Several stories breathed optimism into the impact investing field. The New York Times ran a piece suggesting that frontier markets will be the next big thing in investing. Frontier markets, as described by Mark Mobius of Franklin Templeton, are often in earlier stages of economic development than larger emerging markets and only recently opened up to the world of foreign investing. Fund managers expect three factors in particular will drive returns in these markets in upcoming years: a growing middle-class consumer society, export and production of natural resources and increasing infrastructure.
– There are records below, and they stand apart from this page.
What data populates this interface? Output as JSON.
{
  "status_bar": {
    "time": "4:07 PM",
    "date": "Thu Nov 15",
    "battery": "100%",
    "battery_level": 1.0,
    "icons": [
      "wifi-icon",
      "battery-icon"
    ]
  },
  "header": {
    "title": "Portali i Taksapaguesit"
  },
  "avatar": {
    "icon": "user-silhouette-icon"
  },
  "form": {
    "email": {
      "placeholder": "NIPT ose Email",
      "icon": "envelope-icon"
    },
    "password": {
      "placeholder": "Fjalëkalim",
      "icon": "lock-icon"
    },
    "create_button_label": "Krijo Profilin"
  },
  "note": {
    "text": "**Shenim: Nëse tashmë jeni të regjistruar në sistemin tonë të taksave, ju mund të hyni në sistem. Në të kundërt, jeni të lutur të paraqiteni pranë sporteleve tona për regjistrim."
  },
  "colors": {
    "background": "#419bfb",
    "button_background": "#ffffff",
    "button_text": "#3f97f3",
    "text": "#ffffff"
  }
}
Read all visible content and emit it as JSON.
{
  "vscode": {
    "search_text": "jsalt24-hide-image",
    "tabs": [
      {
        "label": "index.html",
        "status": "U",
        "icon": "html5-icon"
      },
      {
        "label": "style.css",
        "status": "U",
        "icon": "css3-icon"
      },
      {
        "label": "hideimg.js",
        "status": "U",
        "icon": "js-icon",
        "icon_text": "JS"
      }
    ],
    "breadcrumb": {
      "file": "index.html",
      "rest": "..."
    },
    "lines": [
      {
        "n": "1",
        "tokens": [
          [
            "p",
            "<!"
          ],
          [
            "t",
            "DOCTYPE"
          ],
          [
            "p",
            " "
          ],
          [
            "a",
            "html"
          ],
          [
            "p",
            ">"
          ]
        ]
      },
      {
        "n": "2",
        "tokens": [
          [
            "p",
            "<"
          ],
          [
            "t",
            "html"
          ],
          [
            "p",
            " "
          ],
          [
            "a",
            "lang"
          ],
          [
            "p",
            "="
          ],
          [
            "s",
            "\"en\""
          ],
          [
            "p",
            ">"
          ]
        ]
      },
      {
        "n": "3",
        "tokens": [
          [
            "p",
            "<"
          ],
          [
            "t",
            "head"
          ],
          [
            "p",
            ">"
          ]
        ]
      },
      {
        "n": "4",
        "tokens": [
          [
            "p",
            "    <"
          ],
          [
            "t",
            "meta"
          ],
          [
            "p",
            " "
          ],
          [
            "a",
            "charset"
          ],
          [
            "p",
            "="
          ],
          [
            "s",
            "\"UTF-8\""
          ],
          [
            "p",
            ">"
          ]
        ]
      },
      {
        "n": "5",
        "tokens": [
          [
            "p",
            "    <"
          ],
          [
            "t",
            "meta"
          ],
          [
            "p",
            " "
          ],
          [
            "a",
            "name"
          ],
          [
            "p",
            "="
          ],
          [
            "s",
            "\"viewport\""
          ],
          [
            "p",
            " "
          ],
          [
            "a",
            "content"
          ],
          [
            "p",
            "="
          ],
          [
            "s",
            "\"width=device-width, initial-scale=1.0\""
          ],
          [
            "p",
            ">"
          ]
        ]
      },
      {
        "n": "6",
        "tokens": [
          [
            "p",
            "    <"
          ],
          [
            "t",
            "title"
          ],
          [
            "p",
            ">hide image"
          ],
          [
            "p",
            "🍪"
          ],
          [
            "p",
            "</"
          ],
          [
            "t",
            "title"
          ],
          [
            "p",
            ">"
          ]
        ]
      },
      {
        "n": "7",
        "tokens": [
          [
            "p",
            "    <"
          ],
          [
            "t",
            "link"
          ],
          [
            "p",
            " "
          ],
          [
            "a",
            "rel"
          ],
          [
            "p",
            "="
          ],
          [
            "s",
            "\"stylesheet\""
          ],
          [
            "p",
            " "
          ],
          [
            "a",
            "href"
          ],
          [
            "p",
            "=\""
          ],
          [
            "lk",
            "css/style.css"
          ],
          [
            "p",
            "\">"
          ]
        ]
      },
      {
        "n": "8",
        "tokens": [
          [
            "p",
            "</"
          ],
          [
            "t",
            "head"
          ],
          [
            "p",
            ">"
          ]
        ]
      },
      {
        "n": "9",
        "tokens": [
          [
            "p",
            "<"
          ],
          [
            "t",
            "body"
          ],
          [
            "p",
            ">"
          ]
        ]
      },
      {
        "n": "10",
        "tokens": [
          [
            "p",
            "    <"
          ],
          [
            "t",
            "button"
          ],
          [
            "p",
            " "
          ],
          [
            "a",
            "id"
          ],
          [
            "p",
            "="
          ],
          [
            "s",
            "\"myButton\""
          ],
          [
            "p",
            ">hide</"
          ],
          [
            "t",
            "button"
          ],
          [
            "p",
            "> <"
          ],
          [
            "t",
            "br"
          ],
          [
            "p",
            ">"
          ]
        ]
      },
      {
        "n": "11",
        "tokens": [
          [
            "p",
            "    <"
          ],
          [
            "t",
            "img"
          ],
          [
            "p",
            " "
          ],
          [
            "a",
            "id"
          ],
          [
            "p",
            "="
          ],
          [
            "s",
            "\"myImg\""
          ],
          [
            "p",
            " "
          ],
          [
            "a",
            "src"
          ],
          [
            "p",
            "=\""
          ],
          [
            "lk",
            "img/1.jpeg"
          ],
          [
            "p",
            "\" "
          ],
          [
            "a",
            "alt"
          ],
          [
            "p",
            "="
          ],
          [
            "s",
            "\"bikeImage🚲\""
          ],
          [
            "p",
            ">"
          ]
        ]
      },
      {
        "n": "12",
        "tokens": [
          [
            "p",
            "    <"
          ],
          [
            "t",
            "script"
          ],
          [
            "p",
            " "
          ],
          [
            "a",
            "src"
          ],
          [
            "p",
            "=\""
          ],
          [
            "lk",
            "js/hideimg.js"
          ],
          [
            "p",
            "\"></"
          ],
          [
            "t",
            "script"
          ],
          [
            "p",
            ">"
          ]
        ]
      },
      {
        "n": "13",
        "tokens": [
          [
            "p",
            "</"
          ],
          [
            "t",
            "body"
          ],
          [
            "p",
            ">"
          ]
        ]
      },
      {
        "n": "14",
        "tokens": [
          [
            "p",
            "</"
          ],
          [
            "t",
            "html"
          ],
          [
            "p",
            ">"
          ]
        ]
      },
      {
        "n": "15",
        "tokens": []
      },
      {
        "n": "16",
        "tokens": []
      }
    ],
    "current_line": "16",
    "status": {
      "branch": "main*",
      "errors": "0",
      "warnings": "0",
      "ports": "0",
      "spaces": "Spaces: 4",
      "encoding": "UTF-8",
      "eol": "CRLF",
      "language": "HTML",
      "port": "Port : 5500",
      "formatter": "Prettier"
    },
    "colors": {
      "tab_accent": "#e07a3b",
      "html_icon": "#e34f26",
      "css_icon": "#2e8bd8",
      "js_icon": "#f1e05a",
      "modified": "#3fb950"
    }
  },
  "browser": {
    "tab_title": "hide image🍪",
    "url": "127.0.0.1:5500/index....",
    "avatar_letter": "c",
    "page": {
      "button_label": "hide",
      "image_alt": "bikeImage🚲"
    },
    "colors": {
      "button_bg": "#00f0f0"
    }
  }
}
Meanwhile, Wolfgang Fengler, the World Bank’s lead economist based in Nairobi, this week wrote a post that largely supports the idea that frontier markets will take off. While his focus is mainly on Kenya, he presents five reasons for why Africa as a whole will experience growth. His reasoning overlaps with the three factors above, but also includes the idea that economic policies have improved, Africa is young and will have a large working population in comparison to other aging countries. Additionally, he notes education in Africa is paying off, and the fact that many populations, especially China, are aging and will need to balance their economies away from exports. Reinforcing Sub-Saharan Africa’s expected growth is the World Bank’s projection that it will grow above 5 percent in 2012 and 2013. Proportionately, this would be higher than growth in high-income countries and the average growth of developing countries, excluding China.
Support for and participation in impact investing is also expected to increase with the announcement of two new platforms. Morgan Stanley Smith Barney is launching the Investing With Impact Platform, which was developed in response to clients’ desire for investment opportunities that don’t sacrifice performance while having a positive social and environmental impact. The new stock exchange for social enterprises based out of Singapore, Impact Investment Exchange Asia (IIXA), announced several months ago, is now preparing for launch and will join others including Social Venture Exchange and Mission Markets.
Advice for impact investing was also abuzz. Dalberg’s April 2012 Fund This, Not That compendium brought forward ideas for improving investments in global development. The staff contributions focus on what to think about before taking on a new challenge and provide guidance for understanding customers and investing with discipline. The compendium delves into how to target and structure an investment with pieces on leveraging scarce resources, maximizing social investments and catalyzing a market. Dalberg also shares how to foster accountability for measurable results by evaluating impact, sharing new mechanisms for monitoring, and a new compliance system.
Amongst much excitement for impact investing there were also a few voices of reason that provided forewarning for the field. Oscar Abello added his voice to New York Times columnist David Brooks’ recent op-ed on the need for social enterprises to take a dose of realism and acknowledge the importance of regarding political processes. As Abello notes, impact investors have traditionally stayed out of politics in the places they invest for a number of reasons. However, as both Abello and Brooks note, if social enterprises and impact investors don’t accept responsibility for changing politics, any social or economic impacts achieved will be at risk, which Brooks sums up nicely: “There’s little social progress without political progress.”
Bim Hundal, of Lions Head Global Partners, took an even more critical view when he responded to Alexander Friedman and Patty Stonesifer’s Financial Times Opinion piece, A chance for finance to start a revolution in giving (registration required). Hundal’s letter states that impact investing is suffering an identity crisis. He calls for more financial rigor if impact investing is to become an actuality, as opposed to a “sideshow.”
We’d love to hear your thoughts on impact investing, please share them in the comments section below. We also welcome you to add other views and recent conversations around impact investing there as well to extend the conversation.
Unreasonable Sets Sail
On another note: Unreasonable Institute and Stanford’s d.school have teamed up with Semester at Sea to create Unreasonable at Sea, a 100-day experiment in transnational entrepreneurship. The trip will embark January 2013 and sail to 14 international destinations. Entrepreneurs will explore and experiment in local economies such as South Africa, India, China, Spain and Japan. At the same time, events will take place at each port to connect entrepreneurs with key country stakeholders. Like the Unreasonable Institute, 25 mentors will accompany the entrepreneurs. Enrollment is open through May 20 to fill the 10 spots.